I smell a second system disease.. FWIW everyone who has suggested doing
this to debbugs before has wandered off and gotten lost in a SQL schema
and never came back.

I have never looked at debbug's code before, although I once created
something to convert some data into the internal format it uses for
storing bug logs (which is avsolutely the ugliest data format I've ever
seen except a restaurant inventory control system I once reverse
engineered). However, I know that you should start with the data when
making any modification of this sort to a program (I outlined the basic
new data that would be needed in my bug report 3 years ago).

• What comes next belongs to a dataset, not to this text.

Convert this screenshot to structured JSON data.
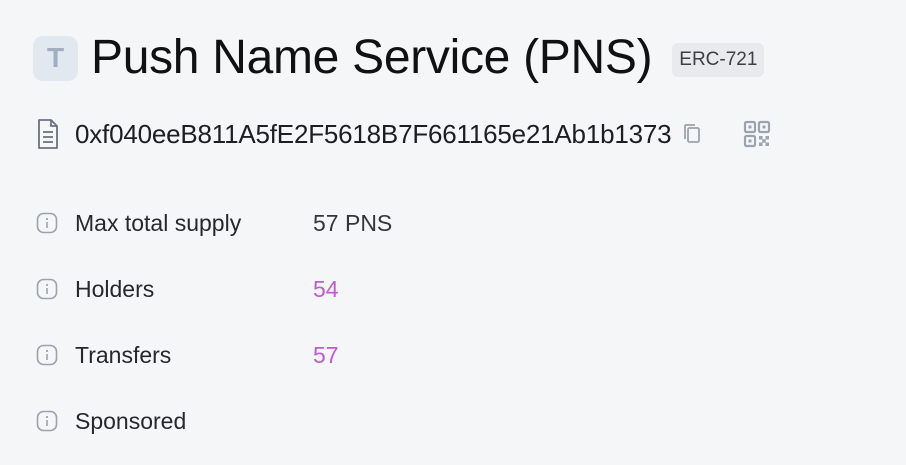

5 minutes of grepping to see how debbugs stores the data for tags and
backtracking that to the module that reads and writes them from the
database landed me in Debbugs/DBase.pm, which has a ParseVersion1Record
and a WriteRecord subroutine which both deal with the fields of a bug.
The code is fairly clear, these write to the *.status files in eg
merkel:/org/bugs.debian.org/spool/db-h/99; the files are just a list of
lines and new data can easily be added.

A simple, untested patch:

--- old/debbugs-2.4.1/Debbugs/DBase.pm  2000-06-18 01:03:23.000000000 -0400
+++ debbugs-2.4.1/Debbugs/DBase.pm      2005-03-15 15:38:19.000000000 -0500
@@ -44,7 +44,8 @@
     my @data = @_;
     my @fields = ( "originator", "date", "subject", "msgid", "package",
-               "keywords", "done", "forwarded", "mergedwith", "severity" );
+               "keywords", "done", "forwarded", "mergedwith", "severity",
+               "dependencies" );
     my $i = 0;
     my $tag;
     my (%record, %btags);
@@ -129,7 +130,8 @@
     my ($recordnum, %record) = @_;
     my @fields = ( "originator", "date", "subject", "msgid", "package",
-               "keywords", "done", "forwarded", "mergedwith", "severity" );
+               "keywords", "done", "forwarded", "mergedwith", "severity",
+               "dependencies" );
     #Open Status File
     print "V: Writing status $recordnum\n" if $Globals{ 'verbose' };

Now if you look for "tags", you'll also find it in ./scripts/service.in.
This is a bit of a mess, but it's the code that manages the control@ mail
interface apparently. There's a huge if/else statement which one would just
add a clause to for matching commands of the form "dependencies nnnn nnnn" or
whatever; the code that does the same thing for the "tags" command would
be a good template. It would come down to something like this:

elsif (/$matches_dependencies/) {
	$data->{dependencies} = extract_dependencies($_);

After getting that working, the BTS would accept control mails that
add dependency information to bugs, and storing them in its database, and
it's only a matter of using this data in interesting ways. Maybe we'd want
to start with displaying the dependencies on the web page for a bug. We
all know the name of this script in debugs, it's cgi/bugreport.cgi. In here
I'd expect $status->{dependencies} to work after the above changes,
and it's a simple matter of pretty-printing the data.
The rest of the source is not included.